When a beginner starts training an NEP potential using GPUMD, an effective tool for MLFF, how can they effectively identify which structures are needed for training?
I’ve come across a few methods. One approach is to check the NEP/DFT training curves to see if all the points align well with the line. If not, you can include the corresponding points back into the training set. Another approach is to select more new structures related to the research as testing data, compare them with the training data, and then perform PCA to determine whether the test data is already included in the training data.

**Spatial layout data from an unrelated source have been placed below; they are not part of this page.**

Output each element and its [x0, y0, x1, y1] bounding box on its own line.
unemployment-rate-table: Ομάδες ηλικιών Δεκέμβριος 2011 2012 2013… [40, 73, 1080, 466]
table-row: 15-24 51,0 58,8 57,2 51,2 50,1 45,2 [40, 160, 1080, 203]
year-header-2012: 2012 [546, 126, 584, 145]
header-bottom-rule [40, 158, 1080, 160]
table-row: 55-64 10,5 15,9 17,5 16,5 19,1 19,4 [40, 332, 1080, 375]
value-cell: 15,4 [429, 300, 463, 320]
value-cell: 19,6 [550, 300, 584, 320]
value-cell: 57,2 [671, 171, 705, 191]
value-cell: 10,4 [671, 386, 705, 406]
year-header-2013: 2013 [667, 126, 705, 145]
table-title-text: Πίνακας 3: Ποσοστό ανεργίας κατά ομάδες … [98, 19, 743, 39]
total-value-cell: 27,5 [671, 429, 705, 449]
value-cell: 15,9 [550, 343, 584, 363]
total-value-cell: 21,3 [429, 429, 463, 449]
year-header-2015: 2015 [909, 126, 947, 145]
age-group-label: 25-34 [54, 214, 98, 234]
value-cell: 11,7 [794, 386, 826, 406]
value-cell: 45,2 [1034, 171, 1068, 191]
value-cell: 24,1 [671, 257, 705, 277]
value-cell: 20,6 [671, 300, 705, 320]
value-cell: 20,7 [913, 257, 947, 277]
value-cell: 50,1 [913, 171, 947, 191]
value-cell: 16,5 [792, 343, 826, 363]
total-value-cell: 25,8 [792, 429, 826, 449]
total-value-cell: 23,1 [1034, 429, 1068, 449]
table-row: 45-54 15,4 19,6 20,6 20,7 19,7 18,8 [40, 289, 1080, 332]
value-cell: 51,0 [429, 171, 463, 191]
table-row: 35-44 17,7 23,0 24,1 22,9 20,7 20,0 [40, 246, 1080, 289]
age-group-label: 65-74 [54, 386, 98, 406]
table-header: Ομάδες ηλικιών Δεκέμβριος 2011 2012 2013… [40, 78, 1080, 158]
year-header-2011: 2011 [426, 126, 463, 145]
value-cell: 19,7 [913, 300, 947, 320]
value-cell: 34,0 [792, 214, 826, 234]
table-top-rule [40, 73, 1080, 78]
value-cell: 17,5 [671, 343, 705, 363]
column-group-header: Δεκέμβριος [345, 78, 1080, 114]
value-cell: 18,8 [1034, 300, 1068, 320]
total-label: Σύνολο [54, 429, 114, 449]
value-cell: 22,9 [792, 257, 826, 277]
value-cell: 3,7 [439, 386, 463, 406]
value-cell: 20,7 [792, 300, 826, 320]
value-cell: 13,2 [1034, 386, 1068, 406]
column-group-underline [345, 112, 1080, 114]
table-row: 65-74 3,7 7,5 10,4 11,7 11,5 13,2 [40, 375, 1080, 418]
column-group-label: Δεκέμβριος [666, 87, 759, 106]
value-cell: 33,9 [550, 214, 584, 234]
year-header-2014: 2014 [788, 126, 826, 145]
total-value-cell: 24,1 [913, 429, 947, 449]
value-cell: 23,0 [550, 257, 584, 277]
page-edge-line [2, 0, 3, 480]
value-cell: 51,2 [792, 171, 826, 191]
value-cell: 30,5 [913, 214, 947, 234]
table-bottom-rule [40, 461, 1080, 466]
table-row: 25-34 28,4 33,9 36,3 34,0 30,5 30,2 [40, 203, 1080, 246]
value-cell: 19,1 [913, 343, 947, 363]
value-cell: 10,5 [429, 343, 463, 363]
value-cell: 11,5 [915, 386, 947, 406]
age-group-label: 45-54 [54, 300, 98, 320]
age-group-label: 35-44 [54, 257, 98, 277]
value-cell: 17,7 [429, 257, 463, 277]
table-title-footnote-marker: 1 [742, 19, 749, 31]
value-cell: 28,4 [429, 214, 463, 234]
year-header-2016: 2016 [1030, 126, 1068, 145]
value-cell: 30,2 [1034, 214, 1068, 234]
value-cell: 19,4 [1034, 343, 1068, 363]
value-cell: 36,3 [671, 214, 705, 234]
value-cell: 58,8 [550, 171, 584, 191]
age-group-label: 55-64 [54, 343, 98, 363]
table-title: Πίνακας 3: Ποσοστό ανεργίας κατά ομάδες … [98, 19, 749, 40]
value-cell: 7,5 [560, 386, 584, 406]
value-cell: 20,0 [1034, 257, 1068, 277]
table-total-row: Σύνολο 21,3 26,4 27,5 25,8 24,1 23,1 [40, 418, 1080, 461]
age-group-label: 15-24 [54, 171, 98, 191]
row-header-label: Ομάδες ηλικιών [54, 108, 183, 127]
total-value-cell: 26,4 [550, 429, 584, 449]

Selecting appropriate structures is usually the hardest problem when training a NEP, or any MLFF for that matter
With the NEP/DFT tranining curves, do you mean parity plots? If so, yes I agree that that is an excellent tool to identify which structures are not captured entirely. I would then look closer at these structures that are not captured well, and check if there is something wrong with them (very large forces, or maybe the model cutoffs are too short to accurately capture this structure), and if so potentially exclude the structure or change the model hyperparameters.
However, I would not necessarily remove a structure from the training set if it aligns well with the line, as it could be important even if it’s well described by the model. One pretty nice feature to keep in mind is that GPUMD allows you to weight different structures relative to each other in the loss function by changing the weight keyword in the .xyz entry for that structure: train.xyz and test.xyz — GPUMD documentation
As for the second point, I completely agree that the main method of selecting new structures should be through testing the model on the problem that you intend to use the model for, and make sure it works well there. This could be e.g. by running active learning in the temperature range in which you want to perform subsequent research-grade MD simulations. Selecting structures from these tests can then be done as you suggest by comparing to training data, or by computing the prediction uncertainty if you for example have an ensemble of models, for example through active learning: active — GPUMD documentation
I know another approach is to run the molecular dynamics of the small cells of the target working condition with the existing potential function, then observe the maximum time it can run, take the trajectory just before the structure collapses, sample it with FPS to run the single-point energy, and incorporate it into the training set to retrain the NEP potential function. This is an active learning process.
Good question and answers above. I would like to add that it is a good practice to keep all the different data sets in separate folders such that they can be traced back. Sometimes you may want to step back if some new data turned out to be “bad”.